Соланка шел по Седьмой улице с фиолетовым пакетом из китайской прачечной на правом плече. Свернув на площадь Колумба, он невольно подслушал следующий монолог: «Ты же помнишь мою бывшую жену Эрин? Ну, маму Тесс. Да-да, актриса, сейчас, кстати, все больше занята в рекламных роликах. И что ты думаешь? Мы с ней снова встречаемся. Такой вот поворот судьбы, да. И это после двух лет вражды и пяти лет непростых отношений. Я предложил ей иногда заходить ко мне с Тесс. Честно говоря, Тесс нравится, когда мама рядом. Ну и однажды вечером… Да, как в том анекдоте, однажды вечером я зачем-то сел на диван возле нее, хотя обычно сижу на стуле на другом конце комнаты. Знаешь, я ведь никогда не переставал желать ее, просто это желание было заживо похоронено под грудами всякой дряни. Злость мешала, что тут говорить. И тут оно вдруг ка-а-к вырвалось наружу. Раз! Просто океанский вал. Представляешь, сколько его за семь-то лет накопилось, плюс еще злость, честно говоря, его усугубила. Короче, было в сто раз лучше, чем раньше. Ладно, дело не в этом. Сел я, в общем, на диван, потом случилось то, что и должно было случиться. А после она мне и говорит: „Знаешь, когда ты подсел ко мне, я никак не могла понять, что ты собираешься сделать – поцеловать меня или ударить“. Так вот я о чем: я и сам не знал, чтó сделаю, пока на диван не сел. Клянусь!»
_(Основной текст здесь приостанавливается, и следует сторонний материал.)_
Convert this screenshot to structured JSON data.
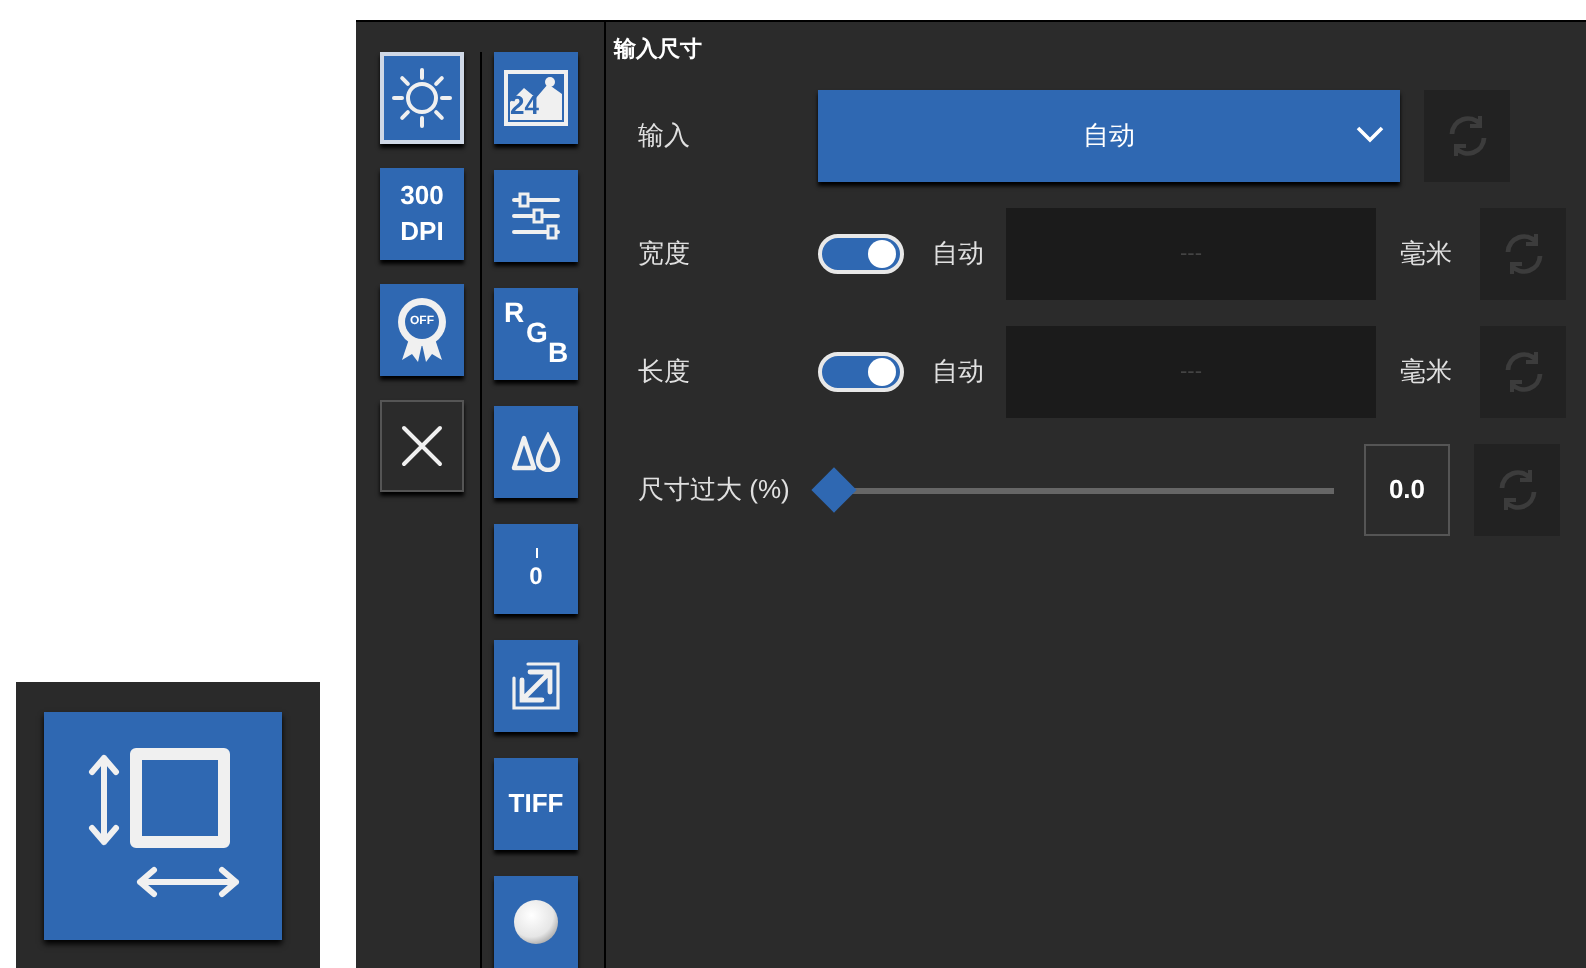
{
  "toolbar_left": [
    {
      "kind": "brightness",
      "selected": true
    },
    {
      "kind": "dpi",
      "lines": [
        "300",
        "DPI"
      ],
      "selected": false
    },
    {
      "kind": "badge",
      "label": "OFF",
      "selected": false
    },
    {
      "kind": "close",
      "selected": false
    }
  ],
  "toolbar_right": [
    {
      "kind": "picture",
      "label": "24"
    },
    {
      "kind": "sliders"
    },
    {
      "kind": "rgb",
      "letters": [
        "R",
        "G",
        "B"
      ]
    },
    {
      "kind": "drops"
    },
    {
      "kind": "zero",
      "label": "0"
    },
    {
      "kind": "resize"
    },
    {
      "kind": "text",
      "label": "TIFF"
    },
    {
      "kind": "ball"
    }
  ],
  "section": {
    "title": "输入尺寸"
  },
  "rows": [
    {
      "kind": "dropdown",
      "label": "输入",
      "value": "自动"
    },
    {
      "kind": "auto_field",
      "label": "宽度",
      "on": true,
      "toggle_label": "自动",
      "placeholder": "---",
      "unit": "毫米"
    },
    {
      "kind": "auto_field",
      "label": "长度",
      "on": true,
      "toggle_label": "自动",
      "placeholder": "---",
      "unit": "毫米"
    },
    {
      "kind": "slider",
      "label": "尺寸过大 (%)",
      "level": 0,
      "value": "0.0"
    }
  ]
}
Сначала Соланке показалось, что выгуливающий породистого пса сорокалетний мужчина, один в один рок-музыкант Арт Гарфанкел, долговязый и кудрявый, в полный голос рассказывает все это куда-то в воздух. Чуть позже профессор заметил между рыжими вихрами провод от гарнитуры мобильного телефона. Нынче мы все выглядим не то чудаками, но то сумасшедшими, когда вот так вот, прогуливаясь, всему свету доверяем свои секреты, подумал Соланка. Вот он, яркий пример преследующей его, разваливающейся на куски современной реальности. Гуляющий с собакой Арт, который пребывает сейчас в условном телефонном континууме и не подозревает, что в альтернативном континууме Седьмой улицы он раскрывает свои интимные тайны чужим людям. Именно это так сильно и привлекало профессора Соланку в Нью-Йорке – ощущение, что ты буквально окружен историями других людей; возможность призраком бродить по городу, то и дело попадая в гущу никоим образом с тобой не связанных, абсолютно чужих повестей. Что же до двойственных чувств, которые мужчина испытывал к своей жене, Соланка решил, что в его случае место женщины занимает сама Америка. А он сам, возможно, все идет и идет к дивану…
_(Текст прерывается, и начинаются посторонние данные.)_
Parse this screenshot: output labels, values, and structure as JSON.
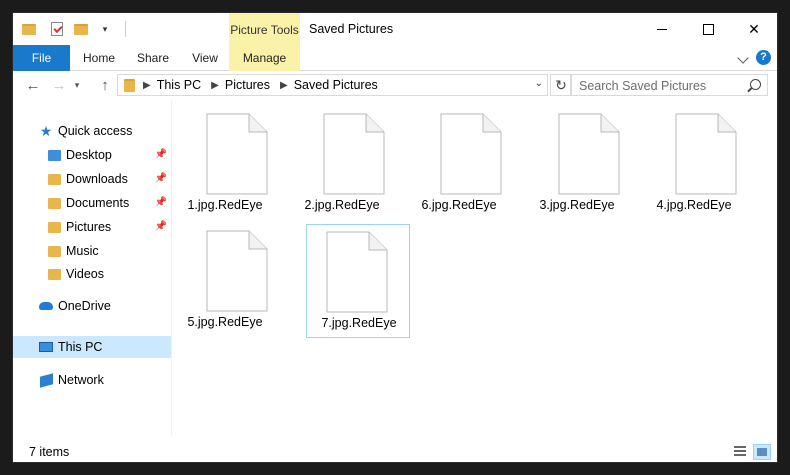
{
  "window": {
    "title": "Saved Pictures",
    "context_tab_group": "Picture Tools"
  },
  "ribbon": {
    "tabs": [
      "File",
      "Home",
      "Share",
      "View",
      "Manage"
    ],
    "help": "?"
  },
  "address": {
    "crumbs": [
      "This PC",
      "Pictures",
      "Saved Pictures"
    ],
    "search_placeholder": "Search Saved Pictures"
  },
  "sidebar": {
    "items": [
      {
        "label": "Quick access",
        "icon": "star-icon"
      },
      {
        "label": "Desktop",
        "icon": "desktop-folder-icon",
        "pinned": true
      },
      {
        "label": "Downloads",
        "icon": "downloads-folder-icon",
        "pinned": true
      },
      {
        "label": "Documents",
        "icon": "documents-folder-icon",
        "pinned": true
      },
      {
        "label": "Pictures",
        "icon": "pictures-folder-icon",
        "pinned": true
      },
      {
        "label": "Music",
        "icon": "music-folder-icon"
      },
      {
        "label": "Videos",
        "icon": "videos-folder-icon"
      },
      {
        "label": "OneDrive",
        "icon": "cloud-icon"
      },
      {
        "label": "This PC",
        "icon": "computer-icon",
        "selected": true
      },
      {
        "label": "Network",
        "icon": "network-icon"
      }
    ]
  },
  "files": [
    {
      "name": "1.jpg.RedEye"
    },
    {
      "name": "2.jpg.RedEye"
    },
    {
      "name": "6.jpg.RedEye"
    },
    {
      "name": "3.jpg.RedEye"
    },
    {
      "name": "4.jpg.RedEye"
    },
    {
      "name": "5.jpg.RedEye"
    },
    {
      "name": "7.jpg.RedEye",
      "selected": true
    }
  ],
  "status": {
    "item_count": "7 items"
  },
  "colors": {
    "accent": "#1979ca",
    "context_tab": "#fbf2a9",
    "selection": "#cce8ff"
  }
}
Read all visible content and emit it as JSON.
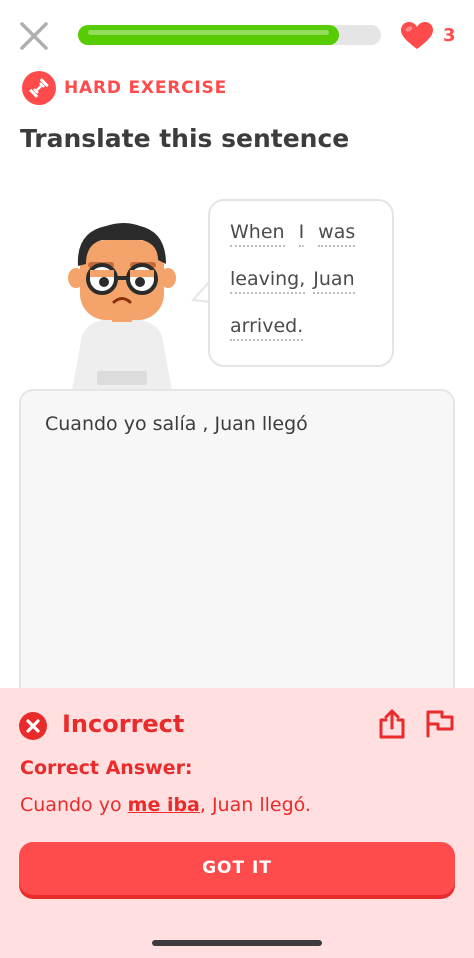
{
  "header": {
    "progress_fraction": 0.86,
    "hearts": "3"
  },
  "exercise": {
    "difficulty": "HARD EXERCISE",
    "instruction": "Translate this sentence"
  },
  "prompt": {
    "line1": [
      "When",
      "I",
      "was"
    ],
    "line2": [
      "leaving,",
      "Juan"
    ],
    "line3": [
      "arrived."
    ]
  },
  "answer": {
    "value": "Cuando yo salía , Juan llegó"
  },
  "feedback": {
    "status": "Incorrect",
    "correct_label": "Correct Answer:",
    "correct_prefix": "Cuando yo ",
    "correct_highlight": "me iba",
    "correct_suffix": ", Juan llegó.",
    "button_label": "GOT IT"
  },
  "colors": {
    "accent_red": "#ff4b4b",
    "error_red": "#ea2b2b",
    "progress_green": "#58cc02",
    "feedback_bg": "#ffdfe0"
  },
  "icons": [
    "close-icon",
    "heart-icon",
    "dumbbell-icon",
    "x-circle-icon",
    "share-icon",
    "flag-icon"
  ]
}
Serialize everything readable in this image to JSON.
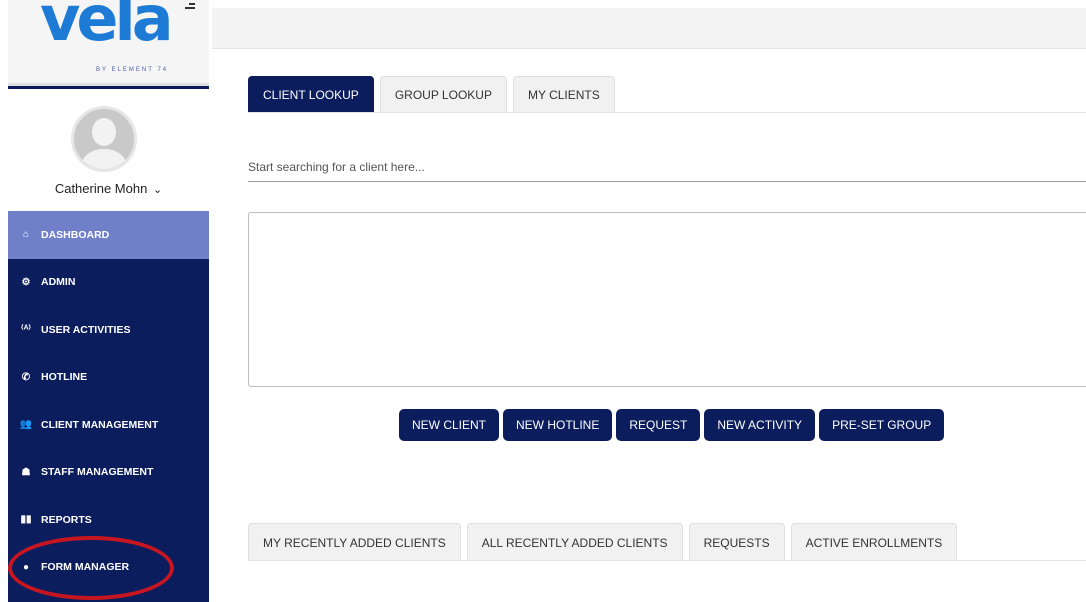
{
  "brand": {
    "logo_text": "vela",
    "tagline": "BY ELEMENT 74"
  },
  "user": {
    "name": "Catherine Mohn",
    "caret": "❯"
  },
  "sidebar": {
    "items": [
      {
        "label": "DASHBOARD",
        "icon": "home-icon",
        "glyph": "⌂",
        "active": true
      },
      {
        "label": "ADMIN",
        "icon": "cogs-icon",
        "glyph": "⚙"
      },
      {
        "label": "USER ACTIVITIES",
        "icon": "broadcast-icon",
        "glyph": "⁽ᴬ⁾"
      },
      {
        "label": "HOTLINE",
        "icon": "phone-icon",
        "glyph": "✆"
      },
      {
        "label": "CLIENT MANAGEMENT",
        "icon": "users-icon",
        "glyph": "👥"
      },
      {
        "label": "STAFF MANAGEMENT",
        "icon": "staff-icon",
        "glyph": "☗"
      },
      {
        "label": "REPORTS",
        "icon": "book-icon",
        "glyph": "▮▮"
      },
      {
        "label": "FORM MANAGER",
        "icon": "info-icon",
        "glyph": "●"
      }
    ]
  },
  "lookup_tabs": [
    "CLIENT LOOKUP",
    "GROUP LOOKUP",
    "MY CLIENTS"
  ],
  "search": {
    "placeholder": "Start searching for a client here..."
  },
  "actions": [
    "NEW CLIENT",
    "NEW HOTLINE",
    "REQUEST",
    "NEW ACTIVITY",
    "PRE-SET GROUP"
  ],
  "bottom_tabs": [
    "MY RECENTLY ADDED CLIENTS",
    "ALL RECENTLY ADDED CLIENTS",
    "REQUESTS",
    "ACTIVE ENROLLMENTS"
  ],
  "colors": {
    "nav_bg": "#0c1d5e",
    "nav_active": "#6f80c9",
    "highlight": "#c7161f"
  }
}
Дневные выпуски газет принесли ему неожиданное облегчение. Должно быть, он включил телевизор уже после того, как передали последние новости о ходе расследования убийств Скай, Рен и Бинди. Сейчас же он с нескрываемой радостью прочитал о том, что группа работающих по делу детективов – три округа объединили свои усилия – еще раз вызвала на допрос приятелей всех трех погибших девушек. После допроса их, естественно, отпустили, никаких обвинений против них не выдвинули, но детективы держались с ними сурово и предупредили молодых людей, чтобы те и не подумали неожиданно сорваться на Ривьеру или пляжи Юго-Восточной Азии. Близкие к следственным органам анонимные источники утверждали, что версия о Человеке-в-Панаме не нашла практически никаких подтверждений, заставляя предположить сговор между подозреваемыми молодыми людьми, которые могли просто придумать неизвестного преследователя. На газетных фото Заначка, Конь и Бита имели очень испуганный вид. Ничтоже сумняшеся, газетчики тут же усмотрели связь между нераскрытым тройным убийством, гибелью Николь Браун-Симпсон и смертью шестилетней королевы красоты Джонбенет Рэмси. Как было написано в одной передовице, «в подобных случаях самое разумное – приглядеться получше к родственникам и друзьям погибших».